Vanessa Friedman

The New York Times’s Vanessa Friedman on Fashion, Culture, and Critique

Show Notes


Vanessa Friedman has been the fashion director and chief fashion critic at The New York Times since 2014. Her lauded insight as a critic balances both the courage to speak to reality and a responsibility to inform her readers. Working at the intersection of culture and news journalism, Friedman has seen the landscape of the fashion industry change dramatically in the last decade. In this episode, she gives an honest and authoritative account of the state of fashion, speaking to hurdles that must be addressed in sustainability, production, and creativity in an age of short attention spans and ever-shortening fashion cycles. She discusses the new role of sports in the world of luxury branding, bringing a historical perspective to conversations around elitism and accessibility. Advising emerging journalists to find a unique voice, Friedman herself is always on the lookout for what’s truly new, bringing to fashion journalism a willingness to be surprised. She hopes what’s contemporary now is the kind of open-ended dialogue she conveys in her approach to fashion criticism.

Episode Highlights
  • “A serendipitous error”: Friedman didn’t know early on that she was setting out to work in culture and journalism, but instead came to fashion naturally over time.
  • A critical framework: As a fashion critic, “I’m not interested in expressing my gut feelings to others,” Friedman says. “It’s not ‘Do I like that?
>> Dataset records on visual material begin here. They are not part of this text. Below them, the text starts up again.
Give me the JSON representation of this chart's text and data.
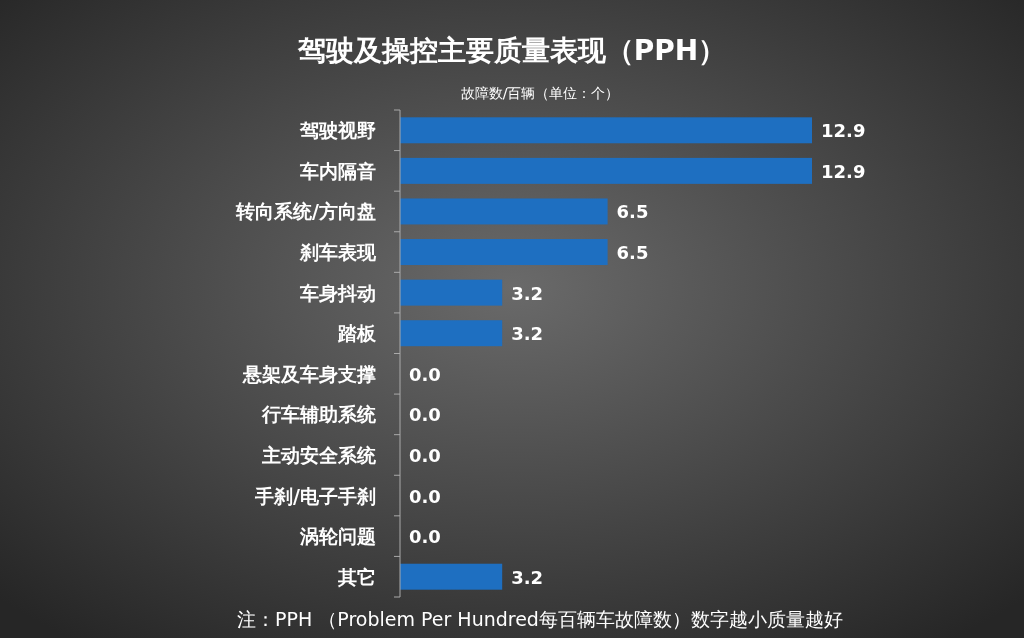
{
  "chart_data": {
    "type": "bar",
    "orientation": "horizontal",
    "title": "驾驶及操控主要质量表现（PPH）",
    "subtitle": "故障数/百辆（单位：个）",
    "categories": [
      "驾驶视野",
      "车内隔音",
      "转向系统/方向盘",
      "刹车表现",
      "车身抖动",
      "踏板",
      "悬架及车身支撑",
      "行车辅助系统",
      "主动安全系统",
      "手刹/电子手刹",
      "涡轮问题",
      "其它"
    ],
    "values": [
      12.9,
      12.9,
      6.5,
      6.5,
      3.2,
      3.2,
      0.0,
      0.0,
      0.0,
      0.0,
      0.0,
      3.2
    ],
    "value_labels": [
      "12.9",
      "12.9",
      "6.5",
      "6.5",
      "3.2",
      "3.2",
      "0.0",
      "0.0",
      "0.0",
      "0.0",
      "0.0",
      "3.2"
    ],
    "color": "#1e6fc1",
    "annotations": [
      "注：PPH （Problem Per Hundred每百辆车故障数）数字越小质量越好"
    ]
  }
}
Do I think it’s cute?’” Friedman sees fashion as a way of communicating within the broader contexts of historical traditions.
  • Intersections: Friedman sees fashion as a malleable art capable of tethering to any element of culture. As a critic at The New York Times, Friedman’s work exists at a particular intersection between fashion, culture, and news journalism.
  • The last decade in fashion: She’s seen fashion transform from a niche artistic experience into an industry that informs how a wide range of communities (such as the realms of athletics and politics) express ideas and positions.
  • The constant flow: In the last few years, Friedman’s seen the pace of fashion change, with the traditional seasons speeding up to provide consumers with a continuous flow of products.
  • Evolving ideas of luxury: The most successful modern brands—like Nike—lure customers with both goods at more accessible price points and higher-tier, elite items.
  • Sustainability: Friedman discusses the need to rein in the scale of production, rethink materials, and overhaul practices on a global level. “I don’t think anyone, certainly no major brand I’ve talked to, has really come to grips with that.”
  • Real, and not real: Friedman comments on a growing tendency to not trust fashion imagery in light of filters, the ubiquitousness of surgical treatments, and changing beauty standards.
  • The role of a critic: She sees her role as one that requires both courage and a sense of responsibility, considering her work a beacon that her readers use to wade through the white noise of mass media.
  • New vs. more: Friedman distinguishes between what adds “more” to the world of fashion and what adds something truly “new.” Newness is more creative, and it “does take thought, it takes experimentation, it takes making mistakes,” she says.
  • Capturing attention: In what Michaels calls an attention deficit economy, Friedman advises emerging journalists to have a unique point of view and an individual style without relying entirely on that voice.
  • What’s contemporary now: It’s listening and engaging in open-ended dialogue.